It's all part of a controversial education reform bill passed by the legislature earlier this year. There is a public hearing tonight at Hunter High School to allow parents to get more information and also have their say on the proposed changes.

State educators say the idea is to improve student performance in all grades. This proposal for a 'competency measured education' would require elementary and middle school students to be proficient in the three R's and complete required units in math, English and science.

Meanwhile, high school students would have to score a final course grade of at least a 'C' and earn a sufficient score on the end-of-level tests, given each year.

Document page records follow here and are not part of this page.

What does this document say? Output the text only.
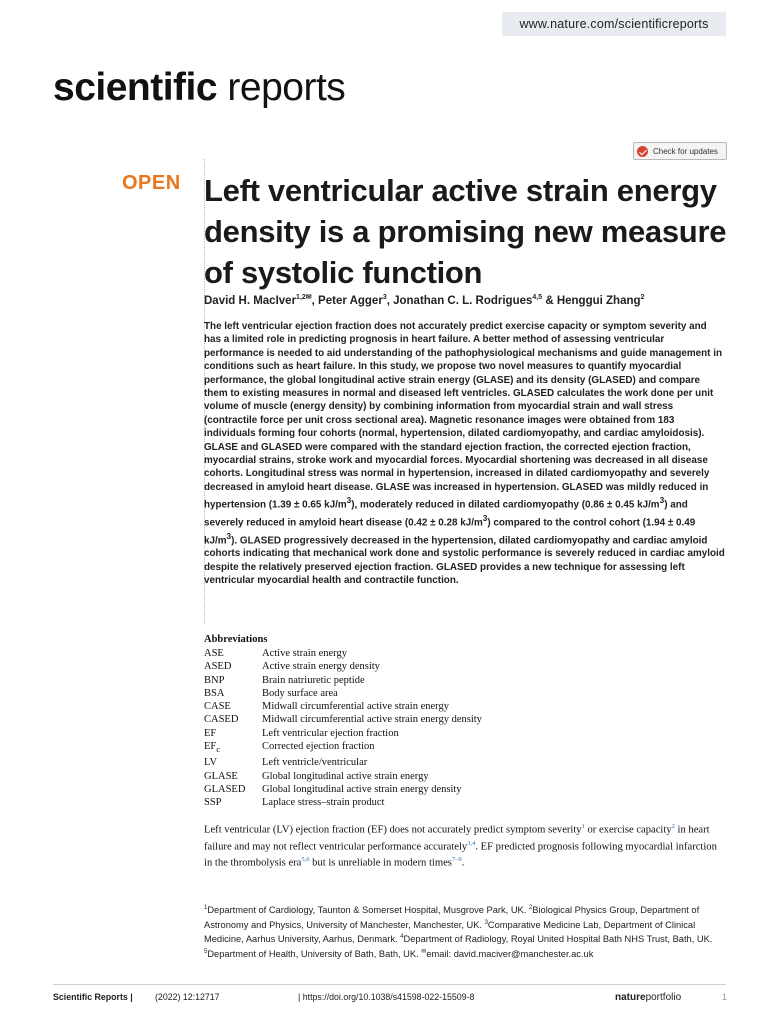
www.nature.com/scientificreports
scientific reports
Check for updates
OPEN Left ventricular active strain energy density is a promising new measure of systolic function
David H. MacIver$^{1,2✉}$, Peter Agger$^3$, Jonathan C. L. Rodrigues$^{4,5}$ & Henggui Zhang$^2$

The left ventricular ejection fraction does not accurately predict exercise capacity or symptom severity and has a limited role in predicting prognosis in heart failure. A better method of assessing ventricular performance is needed to aid understanding of the pathophysiological mechanisms and guide management in conditions such as heart failure. In this study, we propose two novel measures to quantify myocardial performance, the global longitudinal active strain energy (GLASE) and its density (GLASED) and compare them to existing measures in normal and diseased left ventricles. GLASED calculates the work done per unit volume of muscle (energy density) by combining information from myocardial strain and wall stress (contractile force per unit cross sectional area). Magnetic resonance images were obtained from 183 individuals forming four cohorts (normal, hypertension, dilated cardiomyopathy, and cardiac amyloidosis). GLASE and GLASED were compared with the standard ejection fraction, the corrected ejection fraction, myocardial strains, stroke work and myocardial forces. Myocardial shortening was decreased in all disease cohorts. Longitudinal stress was normal in hypertension, increased in dilated cardiomyopathy and severely decreased in amyloid heart disease. GLASE was increased in hypertension. GLASED was mildly reduced in hypertension (1.39 ± 0.65 $kJ/m^3$), moderately reduced in dilated cardiomyopathy (0.86 ± 0.45 $kJ/m^3$) and severely reduced in amyloid heart disease (0.42 ± 0.28 $kJ/m^3$) compared to the control cohort (1.94 ± 0.49 $kJ/m^3$). GLASED progressively decreased in the hypertension, dilated cardiomyopathy and cardiac amyloid cohorts indicating that mechanical work done and systolic performance is severely reduced in cardiac amyloid despite the relatively preserved ejection fraction. GLASED provides a new technique for assessing left ventricular myocardial health and contractile function.

Abbreviations
ASE	Active strain energy
ASED	Active strain energy density
BNP	Brain natriuretic peptide
BSA	Body surface area
CASE	Midwall circumferential active strain energy
CASED	Midwall circumferential active strain energy density
EF	Left ventricular ejection fraction
$EF_c$	Corrected ejection fraction
LV	Left ventricle/ventricular
GLASE	Global longitudinal active strain energy
GLASED	Global longitudinal active strain energy density
SSP	Laplace stress–strain product

Left ventricular (LV) ejection fraction (EF) does not accurately predict symptom severity$^1$ or exercise capacity$^2$ in heart failure and may not reflect ventricular performance accurately$^{3,4}$. EF predicted prognosis following myocardial infarction in the thrombolysis era$^{5,6}$ but is unreliable in modern times$^{7-9}$.

$^1$Department of Cardiology, Taunton & Somerset Hospital, Musgrove Park, UK. $^2$Biological Physics Group, Department of Astronomy and Physics, University of Manchester, Manchester, UK. $^3$Comparative Medicine Lab, Department of Clinical Medicine, Aarhus University, Aarhus, Denmark. $^4$Department of Radiology, Royal United Hospital Bath NHS Trust, Bath, UK. $^5$Department of Health, University of Bath, Bath, UK. ✉email: david.maciver@manchester.ac.uk

Scientific Reports |	(2022) 12:12717	| https://doi.org/10.1038/s41598-022-15509-8	natureportfolio	1
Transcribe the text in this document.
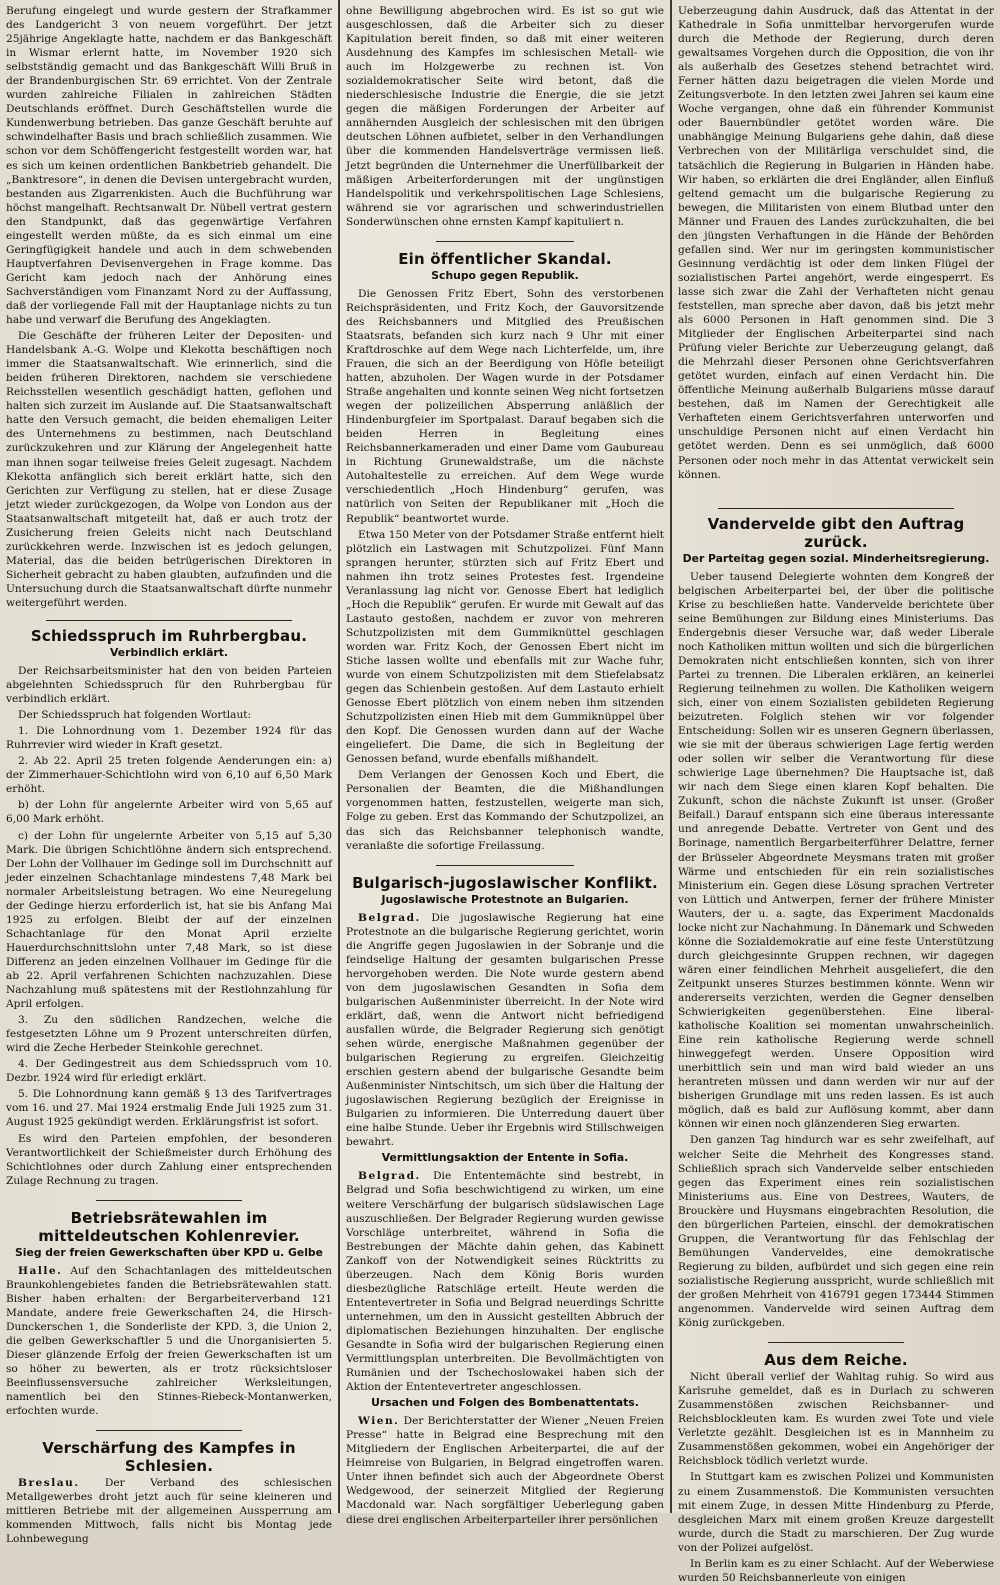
Berufung eingelegt und wurde gestern der Strafkammer des Landgericht 3 von neuem vorgeführt. Der jetzt 25jährige Angeklagte hatte, nachdem er das Bankgeschäft in Wismar erlernt hatte, im November 1920 sich selbstständig gemacht und das Bankgeschäft Willi Bruß in der Brandenburgischen Str. 69 errichtet. Von der Zentrale wurden zahlreiche Filialen in zahlreichen Städten Deutschlands eröffnet. Durch Geschäftstellen wurde die Kundenwerbung betrieben. Das ganze Geschäft beruhte auf schwindelhafter Basis und brach schließlich zusammen. Wie schon vor dem Schöffengericht festgestellt worden war, hat es sich um keinen ordentlichen Bankbetrieb gehandelt. Die „Banktresore“, in denen die Devisen untergebracht wurden, bestanden aus Zigarrenkisten. Auch die Buchführung war höchst mangelhaft. Rechtsanwalt Dr. Nübell vertrat gestern den Standpunkt, daß das gegenwärtige Verfahren eingestellt werden müßte, da es sich einmal um eine Geringfügigkeit handele und auch in dem schwebenden Hauptverfahren Devisenvergehen in Frage komme. Das Gericht kam jedoch nach der Anhörung eines Sachverständigen vom Finanzamt Nord zu der Auffassung, daß der vorliegende Fall mit der Hauptanlage nichts zu tun habe und verwarf die Berufung des Angeklagten.

Die Geschäfte der früheren Leiter der Depositen- und Handelsbank A.-G. Wolpe und Klekotta beschäftigen noch immer die Staatsanwaltschaft. Wie erinnerlich, sind die beiden früheren Direktoren, nachdem sie verschiedene Reichsstellen wesentlich geschädigt hatten, geflohen und halten sich zurzeit im Auslande auf. Die Staatsanwaltschaft hatte den Versuch gemacht, die beiden ehemaligen Leiter des Unternehmens zu bestimmen, nach Deutschland zurückzukehren und zur Klärung der Angelegenheit hatte man ihnen sogar teilweise freies Geleit zugesagt. Nachdem Klekotta anfänglich sich bereit erklärt hatte, sich den Gerichten zur Verfügung zu stellen, hat er diese Zusage jetzt wieder zurückgezogen, da Wolpe von London aus der Staatsanwaltschaft mitgeteilt hat, daß er auch trotz der Zusicherung freien Geleits nicht nach Deutschland zurückkehren werde. Inzwischen ist es jedoch gelungen, Material, das die beiden betrügerischen Direktoren in Sicherheit gebracht zu haben glaubten, aufzufinden und die Untersuchung durch die Staatsanwaltschaft dürfte nunmehr weitergeführt werden.

Schiedsspruch im Ruhrbergbau.
Verbindlich erklärt.

Der Reichsarbeitsminister hat den von beiden Parteien abgelehnten Schiedsspruch für den Ruhrbergbau für verbindlich erklärt.

Der Schiedsspruch hat folgenden Wortlaut:

1. Die Lohnordnung vom 1. Dezember 1924 für das Ruhrrevier wird wieder in Kraft gesetzt.

2. Ab 22. April 25 treten folgende Aenderungen ein: a) der Zimmerhauer-Schichtlohn wird von 6,10 auf 6,50 Mark erhöht.

b) der Lohn für angelernte Arbeiter wird von 5,65 auf 6,00 Mark erhöht.

c) der Lohn für ungelernte Arbeiter von 5,15 auf 5,30 Mark. Die übrigen Schichtlöhne ändern sich entsprechend. Der Lohn der Vollhauer im Gedinge soll im Durchschnitt auf jeder einzelnen Schachtanlage mindestens 7,48 Mark bei normaler Arbeitsleistung betragen. Wo eine Neuregelung der Gedinge hierzu erforderlich ist, hat sie bis Anfang Mai 1925 zu erfolgen. Bleibt der auf der einzelnen Schachtanlage für den Monat April erzielte Hauerdurchschnittslohn unter 7,48 Mark, so ist diese Differenz an jeden einzelnen Vollhauer im Gedinge für die ab 22. April verfahrenen Schichten nachzuzahlen. Diese Nachzahlung muß spätestens mit der Restlohnzahlung für April erfolgen.

3. Zu den südlichen Randzechen, welche die festgesetzten Löhne um 9 Prozent unterschreiten dürfen, wird die Zeche Herbeder Steinkohle gerechnet.

4. Der Gedingestreit aus dem Schiedsspruch vom 10. Dezbr. 1924 wird für erledigt erklärt.

5. Die Lohnordnung kann gemäß § 13 des Tarifvertrages vom 16. und 27. Mai 1924 erstmalig Ende Juli 1925 zum 31. August 1925 gekündigt werden. Erklärungsfrist ist sofort.

Es wird den Parteien empfohlen, der besonderen Verantwortlichkeit der Schießmeister durch Erhöhung des Schichtlohnes oder durch Zahlung einer entsprechenden Zulage Rechnung zu tragen.

Betriebsrätewahlen im mitteldeutschen Kohlenrevier.
Sieg der freien Gewerkschaften über KPD u. Gelbe

Halle. Auf den Schachtanlagen des mitteldeutschen Braunkohlengebietes fanden die Betriebsrätewahlen statt. Bisher haben erhalten: der Bergarbeiterverband 121 Mandate, andere freie Gewerkschaften 24, die Hirsch-Dunckerschen 1, die Sonderliste der KPD. 3, die Union 2, die gelben Gewerkschaftler 5 und die Unorganisierten 5. Dieser glänzende Erfolg der freien Gewerkschaften ist um so höher zu bewerten, als er trotz rücksichtsloser Beeinflussensversuche zahlreicher Werksleitungen, namentlich bei den Stinnes-Riebeck-Montanwerken, erfochten wurde.

Verschärfung des Kampfes in Schlesien.

Breslau. Der Verband des schlesischen Metallgewerbes droht jetzt auch für seine kleineren und mittleren Betriebe mit der allgemeinen Aussperrung am kommenden Mittwoch, falls nicht bis Montag jede Lohnbewegung

ohne Bewilligung abgebrochen wird. Es ist so gut wie ausgeschlossen, daß die Arbeiter sich zu dieser Kapitulation bereit finden, so daß mit einer weiteren Ausdehnung des Kampfes im schlesischen Metall- wie auch im Holzgewerbe zu rechnen ist. Von sozialdemokratischer Seite wird betont, daß die niederschlesische Industrie die Energie, die sie jetzt gegen die mäßigen Forderungen der Arbeiter auf annähernden Ausgleich der schlesischen mit den übrigen deutschen Löhnen aufbietet, selber in den Verhandlungen über die kommenden Handelsverträge vermissen ließ. Jetzt begründen die Unternehmer die Unerfüllbarkeit der mäßigen Arbeiterforderungen mit der ungünstigen Handelspolitik und verkehrspolitischen Lage Schlesiens, während sie vor agrarischen und schwerindustriellen Sonderwünschen ohne ernsten Kampf kapituliert n.

Ein öffentlicher Skandal.
Schupo gegen Republik.

Die Genossen Fritz Ebert, Sohn des verstorbenen Reichspräsidenten, und Fritz Koch, der Gauvorsitzende des Reichsbanners und Mitglied des Preußischen Staatsrats, befanden sich kurz nach 9 Uhr mit einer Kraftdroschke auf dem Wege nach Lichterfelde, um, ihre Frauen, die sich an der Beerdigung von Höfle beteiligt hatten, abzuholen. Der Wagen wurde in der Potsdamer Straße angehalten und konnte seinen Weg nicht fortsetzen wegen der polizeilichen Absperrung anläßlich der Hindenburgfeier im Sportpalast. Darauf begaben sich die beiden Herren in Begleitung eines Reichsbannerkameraden und einer Dame vom Gaubureau in Richtung Grunewaldstraße, um die nächste Autohaltestelle zu erreichen. Auf dem Wege wurde verschiedentlich „Hoch Hindenburg“ gerufen, was natürlich von Seiten der Republikaner mit „Hoch die Republik“ beantwortet wurde.

Etwa 150 Meter von der Potsdamer Straße entfernt hielt plötzlich ein Lastwagen mit Schutzpolizei. Fünf Mann sprangen herunter, stürzten sich auf Fritz Ebert und nahmen ihn trotz seines Protestes fest. Irgendeine Veranlassung lag nicht vor. Genosse Ebert hat lediglich „Hoch die Republik“ gerufen. Er wurde mit Gewalt auf das Lastauto gestoßen, nachdem er zuvor von mehreren Schutzpolizisten mit dem Gummiknüttel geschlagen worden war. Fritz Koch, der Genossen Ebert nicht im Stiche lassen wollte und ebenfalls mit zur Wache fuhr, wurde von einem Schutzpolizisten mit dem Stiefelabsatz gegen das Schienbein gestoßen. Auf dem Lastauto erhielt Genosse Ebert plötzlich von einem neben ihm sitzenden Schutzpolizisten einen Hieb mit dem Gummiknüppel über den Kopf. Die Genossen wurden dann auf der Wache eingeliefert. Die Dame, die sich in Begleitung der Genossen befand, wurde ebenfalls mißhandelt.

Dem Verlangen der Genossen Koch und Ebert, die Personalien der Beamten, die die Mißhandlungen vorgenommen hatten, festzustellen, weigerte man sich, Folge zu geben. Erst das Kommando der Schutzpolizei, an das sich das Reichsbanner telephonisch wandte, veranlaßte die sofortige Freilassung.

Bulgarisch-jugoslawischer Konflikt.
Jugoslawische Protestnote an Bulgarien.

Belgrad. Die jugoslawische Regierung hat eine Protestnote an die bulgarische Regierung gerichtet, worin die Angriffe gegen Jugoslawien in der Sobranje und die feindselige Haltung der gesamten bulgarischen Presse hervorgehoben werden. Die Note wurde gestern abend von dem jugoslawischen Gesandten in Sofia dem bulgarischen Außenminister überreicht. In der Note wird erklärt, daß, wenn die Antwort nicht befriedigend ausfallen würde, die Belgrader Regierung sich genötigt sehen würde, energische Maßnahmen gegenüber der bulgarischen Regierung zu ergreifen. Gleichzeitig erschien gestern abend der bulgarische Gesandte beim Außenminister Nintschitsch, um sich über die Haltung der jugoslawischen Regierung bezüglich der Ereignisse in Bulgarien zu informieren. Die Unterredung dauert über eine halbe Stunde. Ueber ihr Ergebnis wird Stillschweigen bewahrt.

Vermittlungsaktion der Entente in Sofia.

Belgrad. Die Ententemächte sind bestrebt, in Belgrad und Sofia beschwichtigend zu wirken, um eine weitere Verschärfung der bulgarisch südslawischen Lage auszuschließen. Der Belgrader Regierung wurden gewisse Vorschläge unterbreitet, während in Sofia die Bestrebungen der Mächte dahin gehen, das Kabinett Zankoff von der Notwendigkeit seines Rücktritts zu überzeugen. Nach dem König Boris wurden diesbezügliche Ratschläge erteilt. Heute werden die Ententevertreter in Sofia und Belgrad neuerdings Schritte unternehmen, um den in Aussicht gestellten Abbruch der diplomatischen Beziehungen hinzuhalten. Der englische Gesandte in Sofia wird der bulgarischen Regierung einen Vermittlungsplan unterbreiten. Die Bevollmächtigten von Rumänien und der Tschechoslowakei haben sich der Aktion der Ententevertreter angeschlossen.

Ursachen und Folgen des Bombenattentats.

Wien. Der Berichterstatter der Wiener „Neuen Freien Presse“ hatte in Belgrad eine Besprechung mit den Mitgliedern der Englischen Arbeiterpartei, die auf der Heimreise von Bulgarien, in Belgrad eingetroffen waren. Unter ihnen befindet sich auch der Abgeordnete Oberst Wedgewood, der seinerzeit Mitglied der Regierung Macdonald war. Nach sorgfältiger Ueberlegung gaben diese drei englischen Arbeiterparteiler ihrer persönlichen

Ueberzeugung dahin Ausdruck, daß das Attentat in der Kathedrale in Sofia unmittelbar hervorgerufen wurde durch die Methode der Regierung, durch deren gewaltsames Vorgehen durch die Opposition, die von ihr als außerhalb des Gesetzes stehend betrachtet wird. Ferner hätten dazu beigetragen die vielen Morde und Zeitungsverbote. In den letzten zwei Jahren sei kaum eine Woche vergangen, ohne daß ein führender Kommunist oder Bauernbündler getötet worden wäre. Die unabhängige Meinung Bulgariens gehe dahin, daß diese Verbrechen von der Militärliga verschuldet sind, die tatsächlich die Regierung in Bulgarien in Händen habe. Wir haben, so erklärten die drei Engländer, allen Einfluß geltend gemacht um die bulgarische Regierung zu bewegen, die Militaristen von einem Blutbad unter den Männer und Frauen des Landes zurückzuhalten, die bei den jüngsten Verhaftungen in die Hände der Behörden gefallen sind. Wer nur im geringsten kommunistischer Gesinnung verdächtig ist oder dem linken Flügel der sozialistischen Partei angehört, werde eingesperrt. Es lasse sich zwar die Zahl der Verhafteten nicht genau feststellen, man spreche aber davon, daß bis jetzt mehr als 6000 Personen in Haft genommen sind. Die 3 Mitglieder der Englischen Arbeiterpartei sind nach Prüfung vieler Berichte zur Ueberzeugung gelangt, daß die Mehrzahl dieser Personen ohne Gerichtsverfahren getötet wurden, einfach auf einen Verdacht hin. Die öffentliche Meinung außerhalb Bulgariens müsse darauf bestehen, daß im Namen der Gerechtigkeit alle Verhafteten einem Gerichtsverfahren unterworfen und unschuldige Personen nicht auf einen Verdacht hin getötet werden. Denn es sei unmöglich, daß 6000 Personen oder noch mehr in das Attentat verwickelt sein können.

Vandervelde gibt den Auftrag zurück.
Der Parteitag gegen sozial. Minderheitsregierung.

Ueber tausend Delegierte wohnten dem Kongreß der belgischen Arbeiterpartei bei, der über die politische Krise zu beschließen hatte. Vandervelde berichtete über seine Bemühungen zur Bildung eines Ministeriums. Das Endergebnis dieser Versuche war, daß weder Liberale noch Katholiken mittun wollten und sich die bürgerlichen Demokraten nicht entschließen konnten, sich von ihrer Partei zu trennen. Die Liberalen erklären, an keinerlei Regierung teilnehmen zu wollen. Die Katholiken weigern sich, einer von einem Sozialisten gebildeten Regierung beizutreten. Folglich stehen wir vor folgender Entscheidung: Sollen wir es unseren Gegnern überlassen, wie sie mit der überaus schwierigen Lage fertig werden oder sollen wir selber die Verantwortung für diese schwierige Lage übernehmen? Die Hauptsache ist, daß wir nach dem Siege einen klaren Kopf behalten. Die Zukunft, schon die nächste Zukunft ist unser. (Großer Beifall.) Darauf entspann sich eine überaus interessante und anregende Debatte. Vertreter von Gent und des Borinage, namentlich Bergarbeiterführer Delattre, ferner der Brüsseler Abgeordnete Meysmans traten mit großer Wärme und entschieden für ein rein sozialistisches Ministerium ein. Gegen diese Lösung sprachen Vertreter von Lüttich und Antwerpen, ferner der frühere Minister Wauters, der u. a. sagte, das Experiment Macdonalds locke nicht zur Nachahmung. In Dänemark und Schweden könne die Sozialdemokratie auf eine feste Unterstützung durch gleichgesinnte Gruppen rechnen, wir dagegen wären einer feindlichen Mehrheit ausgeliefert, die den Zeitpunkt unseres Sturzes bestimmen könnte. Wenn wir andererseits verzichten, werden die Gegner denselben Schwierigkeiten gegenüberstehen. Eine liberal-katholische Koalition sei momentan unwahrscheinlich. Eine rein katholische Regierung werde schnell hinweggefegt werden. Unsere Opposition wird unerbittlich sein und man wird bald wieder an uns herantreten müssen und dann werden wir nur auf der bisherigen Grundlage mit uns reden lassen. Es ist auch möglich, daß es bald zur Auflösung kommt, aber dann können wir einen noch glänzenderen Sieg erwarten.

Den ganzen Tag hindurch war es sehr zweifelhaft, auf welcher Seite die Mehrheit des Kongresses stand. Schließlich sprach sich Vandervelde selber entschieden gegen das Experiment eines rein sozialistischen Ministeriums aus. Eine von Destrees, Wauters, de Brouckère und Huysmans eingebrachten Resolution, die den bürgerlichen Parteien, einschl. der demokratischen Gruppen, die Verantwortung für das Fehlschlag der Bemühungen Vanderveldes, eine demokratische Regierung zu bilden, aufbürdet und sich gegen eine rein sozialistische Regierung ausspricht, wurde schließlich mit der großen Mehrheit von 416791 gegen 173444 Stimmen angenommen. Vandervelde wird seinen Auftrag dem König zurückgeben.

Aus dem Reiche.

Nicht überall verlief der Wahltag ruhig. So wird aus Karlsruhe gemeldet, daß es in Durlach zu schweren Zusammenstößen zwischen Reichsbanner- und Reichsblockleuten kam. Es wurden zwei Tote und viele Verletzte gezählt. Desgleichen ist es in Mannheim zu Zusammenstößen gekommen, wobei ein Angehöriger der Reichsblock tödlich verletzt wurde.

In Stuttgart kam es zwischen Polizei und Kommunisten zu einem Zusammenstoß. Die Kommunisten versuchten mit einem Zuge, in dessen Mitte Hindenburg zu Pferde, desgleichen Marx mit einem großen Kreuze dargestellt wurde, durch die Stadt zu marschieren. Der Zug wurde von der Polizei aufgelöst.

In Berlin kam es zu einer Schlacht. Auf der Weberwiese wurden 50 Reichsbannerleute von einigen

State Superintendent Steve Laing says it's too soon to tell how many kids would be affected but some districts, he says, estimate as many as 50 percent of their high school students currently do not meet the two-tiered standards.

Steven Laing, State Superintendent of Public Instruction: "There's no question that students who take advantage of the opportunities that exist in our public schools do extremely well, but we have identified an increasing number of students that are seemingly lagging behind."

But the proposal is not without controversy. In July, parents and students rallied on the capitol steps in fear that stricter graduation requirements will squeeze kids out of elective courses like music and art.

Bonnie Moore, Parent: "It helps them think quick. It helps them be alert and be receptive and proactive and those are things they just can't learn reading a book and doing book work."

Still, whether or not the standards will be implemented next fall as scheduled is not yet known. The plan calls for added resources such as student assessment, teacher training, and intervention programs like tutoring and remedial classes, which come with a hefty price tag. One board member says the state will need 200 million dollars in new money. For now, it's a wait-and-see approach.

Steven Laing: "So there is a substantial need for new money and of course that will be the discussion in these halls when the legislative session begins."

Superintendent Laing says public input is important because the proposal is still a work in progress. There are several public meetings scheduled this month.